5th January 2017

Boosting Digital Assessment

Andy Sonden looks at how improving assessment can only be a good thing

GDS recently posted a blog about how they were revising how digital service assurance was carried out (Building better assessments for digital services). The news comes just a short sprint after the unveiling of the Digital Service Standard and is the result of a Discovery process that started way back in June. Is it a good thing and what does it mean for digital services assessment?

Greater ongoing interaction
The key recommendation for change is that there should be much greater interaction between assessors and delivery teams throughout the development of a new service. This makes a lot of sense and the GDS team will have found that many service owners are still uncertain about how to meet the service standard.

Recognising specific contexts
It’s in everyone’s interests for new digital services to pass their assessments. Getting to the end of the process before finding issues is costly and time-consuming. Whilst Civica has become something of an expert in ensuring that solutions meet the criteria, it has become clear that a one-size-fits-all approach isn’t ideal. Some digital services have been failed, not because they were fundamentally bad, just because their specific context meant that they fell outside the neatly-defined scoring brackets.

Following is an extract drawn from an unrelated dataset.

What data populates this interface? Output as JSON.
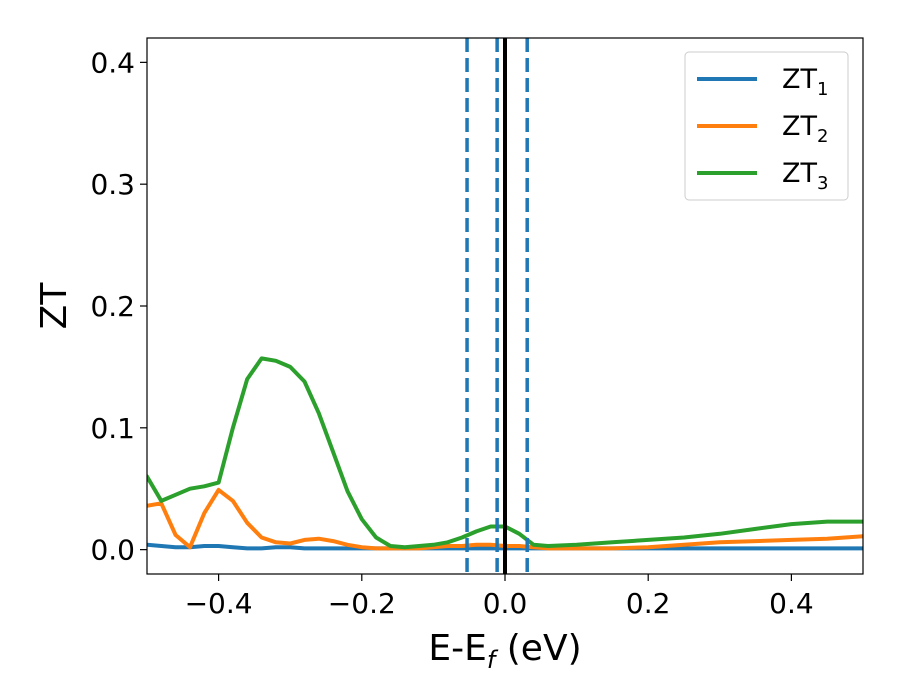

As a supplier, we certainly recognise the shortcomings that GDS is trying to resolve. For example, one service we built failed its Alpha assessment because assessors didn’t recognise the contextual difference between a public user base and one made up of industry professionals. Any proposed solution which gives support to service and product owners still uncertain about how best to engage with end-users or define relevant and meaningful KPIs is a good thing.

A risk of bureaucracy?
Some of the language used in the GDS blog does raise some questions. Talk of assessors having “access to the whole team” and helping “the team to identify… any areas they need to focus on” suggests the introduction of the kind of bureaucracy that GDS and the Agile approach desperately fought to free teams from.

This may not be the intention but, at its worst, this can lead to a situation where assessors effectively supersede the Product Owner. Rather than setting standards to meet, supporting good practice and ensuring key metrics are hit, it risks dictating how services should be designed and built. Ultimately, this could lead to a situation where digital services are designed to meet ‘the rules’ rather than the needs of users in their specific context.

The focus for digital services assessment
GDS should continue to empower teams across government to do great work. Service assessors and technical specialists need to remain committed to supporting and not dictating service design. Assessments themselves should be focused on ensuring that services are right for users rather than simply checking the right boxes. With these principles in place, the quality of services will continue to increase and the costs of delivering them will fall. As a taxpayer, as well as a supplier, that can only be a good thing.

 

Andy Sonden, Consultant, Central Government

Andy joined Civica in 2012 and is now a Senior Pre Sales Consultant in Civica Digital. He and his team support the end-to-end sales process, working with subject experts to design new solutions for new and existing clients before bringing ideas to life. A passionate advocate of digital government, Andy was instrumental in introducing agile to the business unit and has worked with numerous government bodies, transforming the way they process and manage information.